Estaba al borde de las lágrimas ya que sus instintos le decían que sería devorada viva.

Sintiéndose indefensa, se dejó llevar.

—Qué buena loba —susurró Draco con una enorme sonrisa, ya que Mari finalmente se había dejado ir.

Mari mantuvo sus temblorosas piernas abiertas; de alguna manera, ser dominada la hacía sentir más húmeda de lo usual.

—Eres tan traviesa —susurró Draco antes de lamer su mojado coño desde el agujero hasta el clítoris, haciendo temblar a Mari de placer—.

Te dije que te iba a gustar esto.

—Mi pareja, planeaba darle esto a mi pareja —Mari dijo con los ojos llorosos.

Quería darle su primera vez a su pareja, pero al mismo tiempo, su cuerpo ansiaba a Draco, el hombre por el que se había sentido atraída durante años.

—¿Quieres que pare?

—susurró Draco y pellizcó su clítoris para que experimentara suficiente placer para cambiar de opinión.

—¡No!

—exclamó Mari y revoloteó los ojos hacia atrás mientras disfrutaba del placer.

Rosina observaba a ambos en silencio.

No dijo nada ya que había comenzado a estar en contra de follar a Mari.

Su mente se había centrado antes en la lujuria que había olvidado sobre la moral.

Cuando Mari declaró de nuevo que quería que su primera vez fuera con su pareja, fue entonces cuando Rosina finalmente se dio cuenta de lo equivocada que estaba y hasta se comparó consigo misma a Mari.

La primera vez de Rosina le fue robada a una edad tan temprana, lo que se convirtió en una de las razones por las que no quería conocer a su pareja.

—¿Draco?

—llamó Rosina suavemente, captando la atención de Draco.

—¿Qué pasa, querida?

—preguntó Draco seductoramente.

Pensaba que Rosina querría unirse o mandarle hacer algo hacia Mari.

Rosina miró a Mari unos segundos antes de decidir lo que iba a hacer.

—Creo que deberías parar.

—¿Qué?

—Draco estaba confundido por la declaración de Rosina.

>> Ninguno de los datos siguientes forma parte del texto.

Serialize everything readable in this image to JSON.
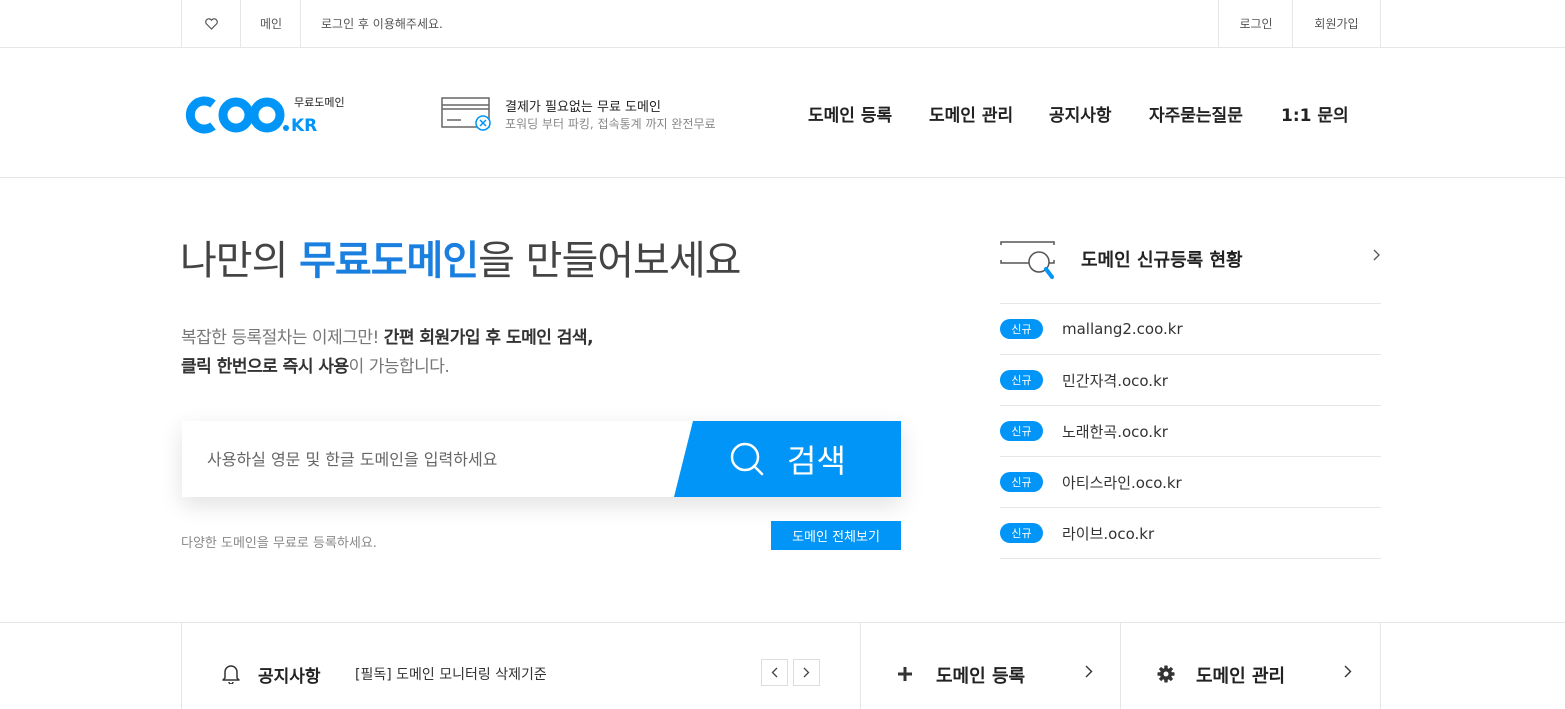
{
  "topbar": {
    "home": "메인",
    "login_msg": "로그인 후 이용해주세요.",
    "login": "로그인",
    "join": "회원가입"
  },
  "header": {
    "logo_main": "COO.KR",
    "logo_sub": "무료도메인",
    "promo_title": "결제가 필요없는 무료 도메인",
    "promo_desc": "포워딩 부터 파킹, 접속통계 까지 완전무료",
    "nav": [
      "도메인 등록",
      "도메인 관리",
      "공지사항",
      "자주묻는질문",
      "1:1 문의"
    ]
  },
  "hero": {
    "title_pre": "나만의 ",
    "title_hl": "무료도메인",
    "title_post": "을 만들어보세요",
    "desc1_pre": "복잡한 등록절차는 이제그만! ",
    "desc1_bold": "간편 회원가입 후 도메인 검색,",
    "desc2_bold": "클릭 한번으로 즉시 사용",
    "desc2_post": "이 가능합니다.",
    "search_placeholder": "사용하실 영문 및 한글 도메인을 입력하세요",
    "search_button": "검색",
    "note": "다양한 도메인을 무료로 등록하세요.",
    "view_all": "도메인 전체보기"
  },
  "registrations": {
    "title": "도메인 신규등록 현황",
    "items": [
      {
        "badge": "신규",
        "domain": "mallang2.coo.kr"
      },
      {
        "badge": "신규",
        "domain": "민간자격.oco.kr"
      },
      {
        "badge": "신규",
        "domain": "노래한곡.oco.kr"
      },
      {
        "badge": "신규",
        "domain": "아티스라인.oco.kr"
      },
      {
        "badge": "신규",
        "domain": "라이브.oco.kr"
      }
    ]
  },
  "bottom": {
    "notice_label": "공지사항",
    "notice_text": "[필독] 도메인 모니터링 삭제기준",
    "register": "도메인 등록",
    "manage": "도메인 관리"
  },
  "colors": {
    "accent": "#0095f6",
    "highlight": "#1a7fdf"
  },
  "icons": [
    "heart-icon",
    "card-icon",
    "magnifier-window-icon",
    "search-icon",
    "bell-icon",
    "plus-icon",
    "gear-icon",
    "chevron-right-icon",
    "chevron-left-icon"
  ]
}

De hecho, paró y salió de la cama, dejando a Mari desnuda con las piernas abiertas.

—¿Qué sucede?

—Yo…

—Rosina tomó un respiro profundo para mantenerse calmada y evitar romperse frente a Draco.

No quería ser preguntada más cuestiones que pudieran llevarla a responder y abrir su pasado que intentaba mantener lejos.

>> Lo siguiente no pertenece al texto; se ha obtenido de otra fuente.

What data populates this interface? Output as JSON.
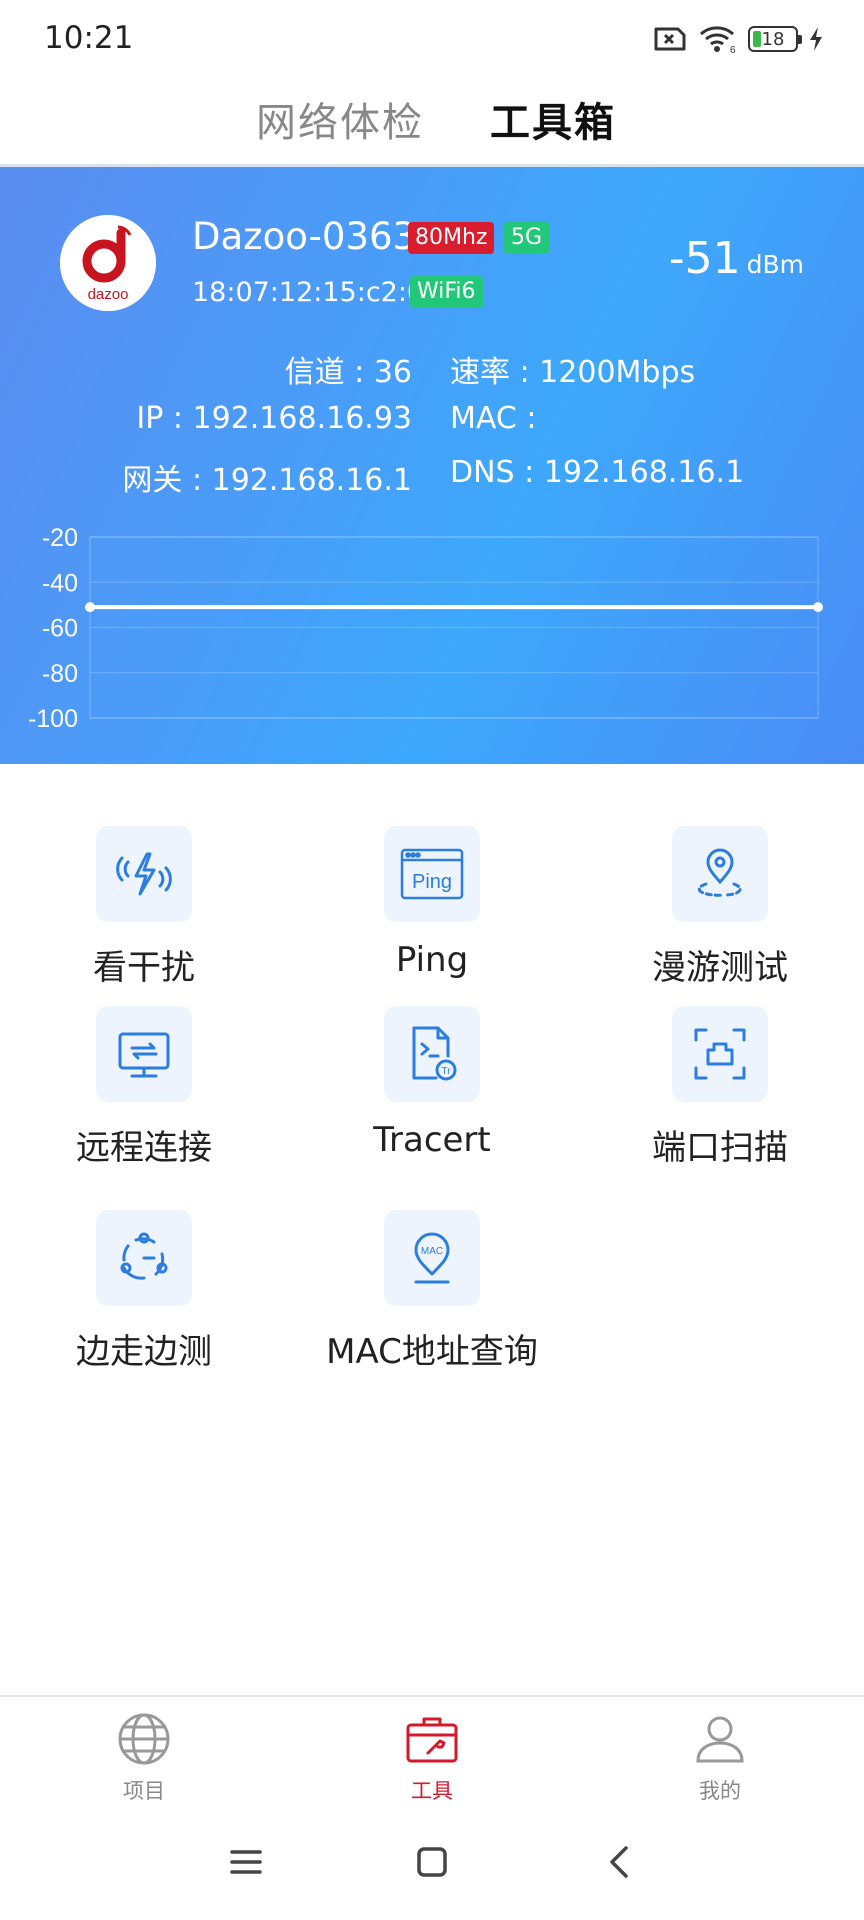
{
  "status_bar": {
    "time": "10:21",
    "battery_level": "18"
  },
  "top_tabs": {
    "inactive_label": "网络体检",
    "active_label": "工具箱"
  },
  "network": {
    "ssid": "Dazoo-0363",
    "bandwidth_badge": "80Mhz",
    "band_badge": "5G",
    "bssid": "18:07:12:15:c2:03",
    "wifi_badge": "WiFi6",
    "signal_value": "-51",
    "signal_unit": "dBm",
    "channel": "信道 : 36",
    "rate": "速率 : 1200Mbps",
    "ip": "IP : 192.168.16.93",
    "mac": "MAC :",
    "gateway": "网关 : 192.168.16.1",
    "dns": "DNS : 192.168.16.1",
    "logo_text": "dazoo"
  },
  "chart_data": {
    "type": "line",
    "y_ticks": [
      "-20",
      "-40",
      "-60",
      "-80",
      "-100"
    ],
    "ylim": [
      -100,
      -20
    ],
    "grid": true,
    "series": [
      {
        "values": [
          -51,
          -51
        ]
      }
    ]
  },
  "tools": [
    {
      "label": "看干扰",
      "icon": "interference-icon"
    },
    {
      "label": "Ping",
      "icon": "ping-icon"
    },
    {
      "label": "漫游测试",
      "icon": "roaming-icon"
    },
    {
      "label": "远程连接",
      "icon": "remote-connect-icon"
    },
    {
      "label": "Tracert",
      "icon": "tracert-icon"
    },
    {
      "label": "端口扫描",
      "icon": "port-scan-icon"
    },
    {
      "label": "边走边测",
      "icon": "walk-test-icon"
    },
    {
      "label": "MAC地址查询",
      "icon": "mac-lookup-icon"
    }
  ],
  "bottom_nav": [
    {
      "label": "项目",
      "icon": "globe-icon"
    },
    {
      "label": "工具",
      "icon": "toolbox-icon"
    },
    {
      "label": "我的",
      "icon": "user-icon"
    }
  ],
  "colors": {
    "accent": "#d21a2a",
    "tool_icon": "#2b7de0",
    "hero_start": "#5b8df0",
    "hero_end": "#3da8fb"
  }
}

—No quiero que se arrepienta de esto —declaró Rosina firmemente.

Se mantuvo firme para mostrar que no se sometería a Draco.

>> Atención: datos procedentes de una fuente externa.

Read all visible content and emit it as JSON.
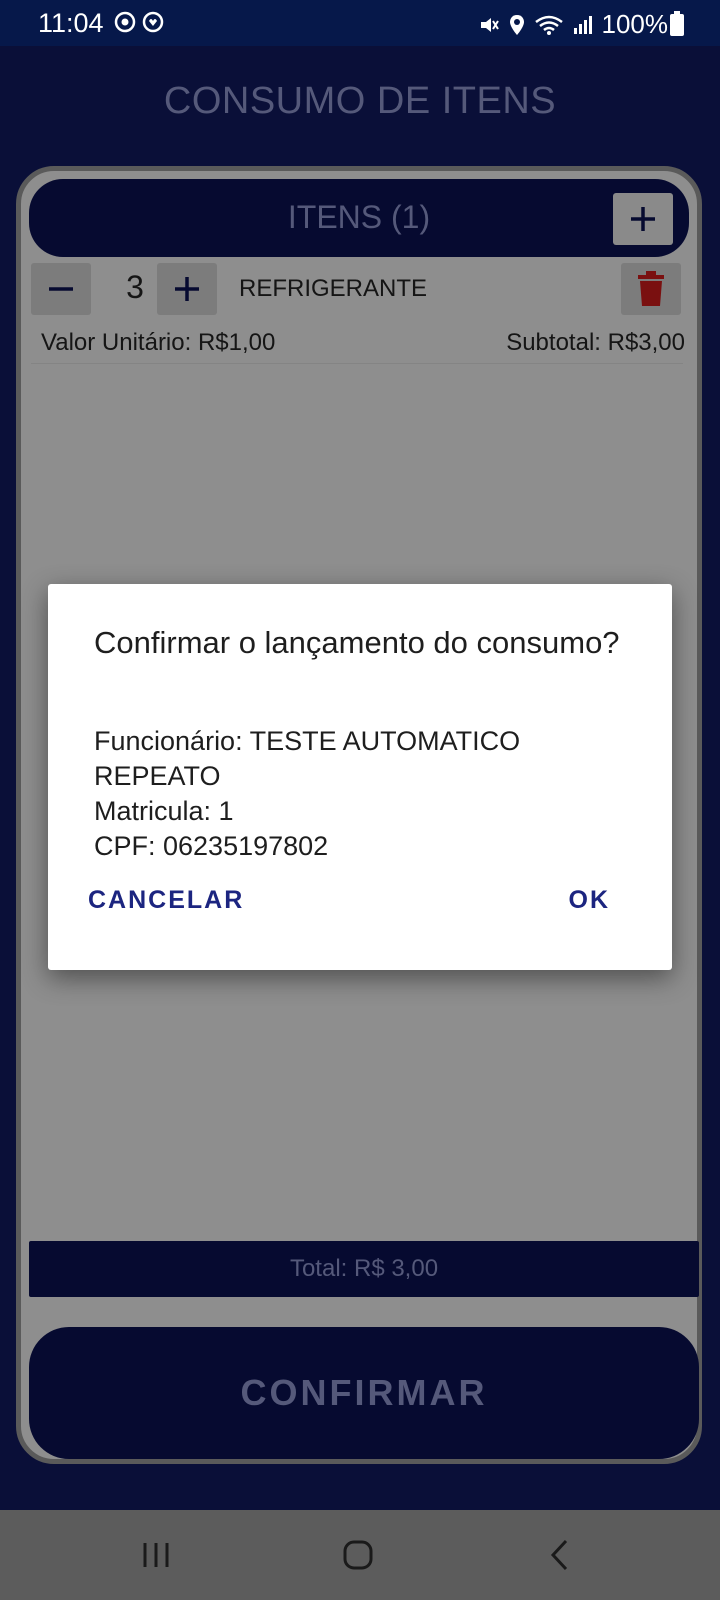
{
  "status_bar": {
    "time": "11:04",
    "battery": "100%",
    "icons": [
      "sync-icon",
      "heart-monitor-icon",
      "mute-icon",
      "location-icon",
      "wifi-icon",
      "signal-icon",
      "battery-icon"
    ]
  },
  "page": {
    "title": "CONSUMO DE ITENS"
  },
  "items_panel": {
    "header": "ITENS (1)",
    "items": [
      {
        "quantity": "3",
        "name": "REFRIGERANTE",
        "unit_value_label": "Valor Unitário: R$1,00",
        "subtotal_label": "Subtotal: R$3,00"
      }
    ]
  },
  "total": {
    "label": "Total: R$ 3,00"
  },
  "confirm_button": {
    "label": "CONFIRMAR"
  },
  "dialog": {
    "title": "Confirmar o lançamento do consumo?",
    "lines": [
      "Funcionário: TESTE AUTOMATICO REPEATO",
      "Matricula: 1",
      "CPF: 06235197802"
    ],
    "cancel_label": "CANCELAR",
    "ok_label": "OK"
  },
  "colors": {
    "app_background": "#0a0f38",
    "status_bar": "#06184a",
    "dialog_button_text": "#1c2580",
    "delete_icon": "#7a1010"
  }
}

—Hmm, ¿por qué crees que se arrepentirá de esto?

Ella quería que esto sucediera en primer lugar —declaró Draco y se acercó a Rosina.

Era la primera vez que sus decisiones no estaban alineadas la una con la otra.

—Mari es inocente respecto al sexo.

Solo quiere sentir placer porque es la primera vez que lo siente con el sexo opuesto, pero después de que se haga el acto se arrepentirá de no haber esperado a su pareja y de haberlo entregado.

No quiero que ella se culpe después de esto —explicó Rosina y miró a Mari, que tenía una chispa en sus ojos mientras la miraba.

—Vaya, ¿has olvidado nuestra condición, Rosina?

No deberíamos meternos en los asuntos del otro.

Esa chica es mi asunto —declaró Draco firmemente mientras ambos se miraban fijamente con su energía dominante irradiando, haciendo que Mari se sintiera sofocada.